To find decent yields the investors have moved further afield, shifting from cities like Frankfurt in Germany to prime office markets in nearby major cities such as Amsterdam, Vienna, Prague, as well as cities in Spain and Sweden, the consultant added. “Cities previously unknown in Korea beyond sightseeing and travelling now come up in the context of investment.”

Some Korean investors even began seeking prime office and logistics assets in some Nordic countries, and central and southern Europe countries such as Poland and the Czech Republic, said Joseph Lee, chief executive of Seoul-based Igis Asset Management.

He said that he bid on several prime offices deals in Paris and other Western European markets last year without winning any. “There was huge liquidity including from [Korean] asset managers and securities companies who underwrite the deals then sell down shares to end investors,” he said.

Igis employs a similar model, distributing to Korean mutual aid funds and pension fund investors – which prefer investments between €30 million and €50 million ($45.32 million and $75.54 million) – and insurance companies, which prefer investments of €20 million to €30 million.

Joseph Lee, Igis

SUFFERING THE LOCKDOWN

However, much of this activity has come to a halt, following the onset of the coronavirus. Igis AM’s Lee said that he focused on his home market since travel restrictions.

“We are interested in Europe, but only once the situation is more stabilised. During lockdown we can’t go there or review opportunities. Only deals that were already secured and progressed before Covid-19 were closed.”

Moreover, Covid-19 has caused a freeze in European bank lending, said Hsu, who said she had not done a deal since it took hold in Europe in early March.

“It is crucial for us to work with a European bank. Banks are not pricing anything at the moment so we are not looking [for deals]. However, if things improve, we will start looking at gateway cities,” she said.

Not all players have completely ceased operations. The head of real estate at a large Korean asset manager says he is still searching for office acquisitions across Europe’s flagship cities, including London and Frankfurt, typically seeking deal sizes of between $180 million and $320 million.

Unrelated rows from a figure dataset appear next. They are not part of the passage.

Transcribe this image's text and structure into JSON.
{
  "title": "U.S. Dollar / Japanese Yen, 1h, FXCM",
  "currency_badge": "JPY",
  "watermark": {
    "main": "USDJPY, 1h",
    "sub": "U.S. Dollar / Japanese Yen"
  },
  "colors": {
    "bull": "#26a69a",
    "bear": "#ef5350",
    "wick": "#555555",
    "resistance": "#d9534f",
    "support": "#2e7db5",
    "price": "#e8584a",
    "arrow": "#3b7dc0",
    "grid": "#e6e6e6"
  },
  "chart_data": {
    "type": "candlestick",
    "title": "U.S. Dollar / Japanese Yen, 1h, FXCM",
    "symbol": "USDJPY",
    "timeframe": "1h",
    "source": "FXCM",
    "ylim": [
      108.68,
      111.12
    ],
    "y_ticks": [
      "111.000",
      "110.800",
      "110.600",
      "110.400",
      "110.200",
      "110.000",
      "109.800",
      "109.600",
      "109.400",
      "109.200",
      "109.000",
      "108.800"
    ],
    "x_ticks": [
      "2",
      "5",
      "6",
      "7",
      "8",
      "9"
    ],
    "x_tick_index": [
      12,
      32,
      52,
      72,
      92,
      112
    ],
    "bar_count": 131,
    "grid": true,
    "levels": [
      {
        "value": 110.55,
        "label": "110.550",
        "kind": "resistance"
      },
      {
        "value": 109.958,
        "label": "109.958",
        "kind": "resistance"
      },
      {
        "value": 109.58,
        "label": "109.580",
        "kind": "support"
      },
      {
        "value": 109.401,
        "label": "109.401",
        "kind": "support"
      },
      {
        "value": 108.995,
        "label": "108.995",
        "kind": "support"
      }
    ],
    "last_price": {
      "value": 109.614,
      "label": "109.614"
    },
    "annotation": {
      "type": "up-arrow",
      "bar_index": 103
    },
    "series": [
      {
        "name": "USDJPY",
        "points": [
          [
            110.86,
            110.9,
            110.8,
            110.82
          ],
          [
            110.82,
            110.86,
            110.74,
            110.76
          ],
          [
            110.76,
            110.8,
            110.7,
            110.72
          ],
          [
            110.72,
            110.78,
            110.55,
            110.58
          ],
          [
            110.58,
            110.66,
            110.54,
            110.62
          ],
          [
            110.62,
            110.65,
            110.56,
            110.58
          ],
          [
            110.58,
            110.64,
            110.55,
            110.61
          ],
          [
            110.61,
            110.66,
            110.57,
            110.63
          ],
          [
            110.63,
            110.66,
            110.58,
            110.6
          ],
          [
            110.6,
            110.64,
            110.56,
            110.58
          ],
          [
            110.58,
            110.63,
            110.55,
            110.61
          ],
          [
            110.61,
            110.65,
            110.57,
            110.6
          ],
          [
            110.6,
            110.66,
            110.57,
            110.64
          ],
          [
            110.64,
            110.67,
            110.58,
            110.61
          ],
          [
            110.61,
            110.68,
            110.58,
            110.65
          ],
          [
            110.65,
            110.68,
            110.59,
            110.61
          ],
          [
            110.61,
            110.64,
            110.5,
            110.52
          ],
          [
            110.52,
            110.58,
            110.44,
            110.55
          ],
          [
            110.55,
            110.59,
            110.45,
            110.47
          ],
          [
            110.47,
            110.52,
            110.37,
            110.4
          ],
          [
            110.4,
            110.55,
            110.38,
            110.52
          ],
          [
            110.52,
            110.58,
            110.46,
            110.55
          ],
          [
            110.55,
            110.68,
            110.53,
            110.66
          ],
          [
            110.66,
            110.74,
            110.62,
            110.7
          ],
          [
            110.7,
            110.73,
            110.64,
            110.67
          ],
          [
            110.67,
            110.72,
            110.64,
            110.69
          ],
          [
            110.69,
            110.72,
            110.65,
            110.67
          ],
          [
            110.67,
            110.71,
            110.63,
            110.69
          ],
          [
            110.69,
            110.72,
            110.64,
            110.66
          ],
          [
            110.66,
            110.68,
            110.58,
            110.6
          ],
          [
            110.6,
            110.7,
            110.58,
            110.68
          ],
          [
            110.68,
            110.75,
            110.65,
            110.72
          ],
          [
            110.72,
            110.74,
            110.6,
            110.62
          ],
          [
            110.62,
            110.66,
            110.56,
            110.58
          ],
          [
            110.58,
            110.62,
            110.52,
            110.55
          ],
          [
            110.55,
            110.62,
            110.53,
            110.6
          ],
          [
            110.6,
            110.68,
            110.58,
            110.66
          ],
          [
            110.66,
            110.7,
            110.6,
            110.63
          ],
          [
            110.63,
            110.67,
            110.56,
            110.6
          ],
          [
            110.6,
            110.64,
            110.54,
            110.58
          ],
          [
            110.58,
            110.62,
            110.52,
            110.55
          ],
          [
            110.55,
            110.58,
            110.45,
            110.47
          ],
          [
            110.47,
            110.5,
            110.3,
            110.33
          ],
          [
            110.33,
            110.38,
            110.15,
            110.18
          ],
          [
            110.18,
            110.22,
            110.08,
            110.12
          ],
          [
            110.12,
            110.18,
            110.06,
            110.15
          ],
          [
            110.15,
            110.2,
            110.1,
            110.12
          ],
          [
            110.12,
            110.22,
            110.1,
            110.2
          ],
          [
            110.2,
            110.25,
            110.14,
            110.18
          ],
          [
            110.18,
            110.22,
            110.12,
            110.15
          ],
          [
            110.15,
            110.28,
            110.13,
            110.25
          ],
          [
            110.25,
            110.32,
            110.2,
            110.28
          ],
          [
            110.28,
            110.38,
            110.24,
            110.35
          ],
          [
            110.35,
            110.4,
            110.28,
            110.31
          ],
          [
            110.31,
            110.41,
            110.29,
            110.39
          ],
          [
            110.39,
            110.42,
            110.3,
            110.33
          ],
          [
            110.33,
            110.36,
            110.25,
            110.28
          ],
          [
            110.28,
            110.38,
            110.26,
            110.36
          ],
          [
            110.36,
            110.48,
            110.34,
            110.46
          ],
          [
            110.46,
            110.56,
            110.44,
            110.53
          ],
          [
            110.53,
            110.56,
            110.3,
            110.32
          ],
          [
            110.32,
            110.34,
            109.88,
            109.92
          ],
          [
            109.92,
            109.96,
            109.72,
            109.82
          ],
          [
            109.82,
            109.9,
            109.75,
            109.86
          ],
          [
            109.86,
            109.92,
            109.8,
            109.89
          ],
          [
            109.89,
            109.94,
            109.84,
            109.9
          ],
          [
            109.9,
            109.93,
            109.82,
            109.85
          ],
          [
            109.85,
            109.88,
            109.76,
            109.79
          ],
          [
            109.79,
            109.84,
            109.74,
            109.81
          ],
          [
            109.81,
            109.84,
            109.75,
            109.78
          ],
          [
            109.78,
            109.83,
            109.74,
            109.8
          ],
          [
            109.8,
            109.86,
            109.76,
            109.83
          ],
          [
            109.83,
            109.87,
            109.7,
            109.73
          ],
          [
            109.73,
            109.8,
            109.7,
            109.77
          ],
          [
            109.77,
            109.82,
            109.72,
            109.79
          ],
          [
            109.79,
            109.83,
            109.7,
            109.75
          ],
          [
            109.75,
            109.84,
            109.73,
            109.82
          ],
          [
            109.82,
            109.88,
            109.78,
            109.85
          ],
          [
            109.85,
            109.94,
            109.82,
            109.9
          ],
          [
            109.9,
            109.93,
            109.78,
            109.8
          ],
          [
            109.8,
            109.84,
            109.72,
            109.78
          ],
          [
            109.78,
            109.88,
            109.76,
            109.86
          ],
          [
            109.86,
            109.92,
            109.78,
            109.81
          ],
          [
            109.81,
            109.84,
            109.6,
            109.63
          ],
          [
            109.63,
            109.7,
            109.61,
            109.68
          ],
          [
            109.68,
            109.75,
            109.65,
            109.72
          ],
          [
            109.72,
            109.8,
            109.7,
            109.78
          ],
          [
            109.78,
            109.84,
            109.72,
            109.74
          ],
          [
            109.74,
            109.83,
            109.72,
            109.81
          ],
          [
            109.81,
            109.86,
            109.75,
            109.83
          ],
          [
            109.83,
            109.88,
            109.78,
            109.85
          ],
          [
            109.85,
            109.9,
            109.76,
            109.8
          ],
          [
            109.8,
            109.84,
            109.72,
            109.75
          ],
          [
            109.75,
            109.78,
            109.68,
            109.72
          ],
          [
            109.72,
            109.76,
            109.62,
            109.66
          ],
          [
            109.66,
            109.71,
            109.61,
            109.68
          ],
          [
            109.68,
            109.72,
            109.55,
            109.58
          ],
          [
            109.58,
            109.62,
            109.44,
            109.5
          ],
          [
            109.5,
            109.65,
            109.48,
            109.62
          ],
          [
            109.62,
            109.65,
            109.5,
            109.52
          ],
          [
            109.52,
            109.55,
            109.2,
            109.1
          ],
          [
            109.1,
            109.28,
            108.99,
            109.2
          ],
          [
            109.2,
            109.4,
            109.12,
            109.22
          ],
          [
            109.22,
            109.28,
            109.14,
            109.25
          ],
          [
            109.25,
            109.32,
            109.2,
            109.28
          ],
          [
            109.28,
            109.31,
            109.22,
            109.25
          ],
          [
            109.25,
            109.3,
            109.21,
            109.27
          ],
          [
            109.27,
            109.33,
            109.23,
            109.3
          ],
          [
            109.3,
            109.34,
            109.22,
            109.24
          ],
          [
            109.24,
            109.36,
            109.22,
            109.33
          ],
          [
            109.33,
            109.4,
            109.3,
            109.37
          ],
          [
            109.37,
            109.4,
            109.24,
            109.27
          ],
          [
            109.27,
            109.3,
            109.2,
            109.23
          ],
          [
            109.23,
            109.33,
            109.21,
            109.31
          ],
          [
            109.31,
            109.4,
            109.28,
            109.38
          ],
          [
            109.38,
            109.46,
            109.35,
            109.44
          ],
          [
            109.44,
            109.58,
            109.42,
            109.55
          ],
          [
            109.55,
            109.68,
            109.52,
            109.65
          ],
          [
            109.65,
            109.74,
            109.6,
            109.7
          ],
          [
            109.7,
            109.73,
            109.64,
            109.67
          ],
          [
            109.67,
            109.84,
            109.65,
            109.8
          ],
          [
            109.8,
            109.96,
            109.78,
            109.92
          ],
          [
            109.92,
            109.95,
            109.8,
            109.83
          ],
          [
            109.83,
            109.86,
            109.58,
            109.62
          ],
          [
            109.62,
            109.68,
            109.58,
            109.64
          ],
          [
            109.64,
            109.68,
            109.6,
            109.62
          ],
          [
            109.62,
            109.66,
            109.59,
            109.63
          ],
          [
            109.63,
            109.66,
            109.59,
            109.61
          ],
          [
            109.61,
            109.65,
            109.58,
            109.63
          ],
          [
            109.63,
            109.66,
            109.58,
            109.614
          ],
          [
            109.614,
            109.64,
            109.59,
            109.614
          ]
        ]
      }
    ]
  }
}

“Korean investors are still looking buildings with high-credit tenants with long-term tenancies at core locations,” said the executive on condition of anonymity, adding that he was not expecting prices to discount at these locations.

He said his institutional investors typically allocate at least €100 million to such investments, while retail allocations come a little smaller, at €70 million to €100 million. He targets between 6% and 8% return for debt investments and 8% or above for equity investments.

Other managers and consultants told AsianInvestor they are looking for yields from European real estate – almost all from prime offices in major cities – of 6% upwards.

Lee said he targeted 6.5% for logistics and 6% for office investments, both of which are held for between five and seven years. Park said return expectations for Korean real estate investors are between 6% and 9% for mezzanine debt, which make up some 60% of activity for his clients, and an internal rate of return of up to 12% or above for equity deals.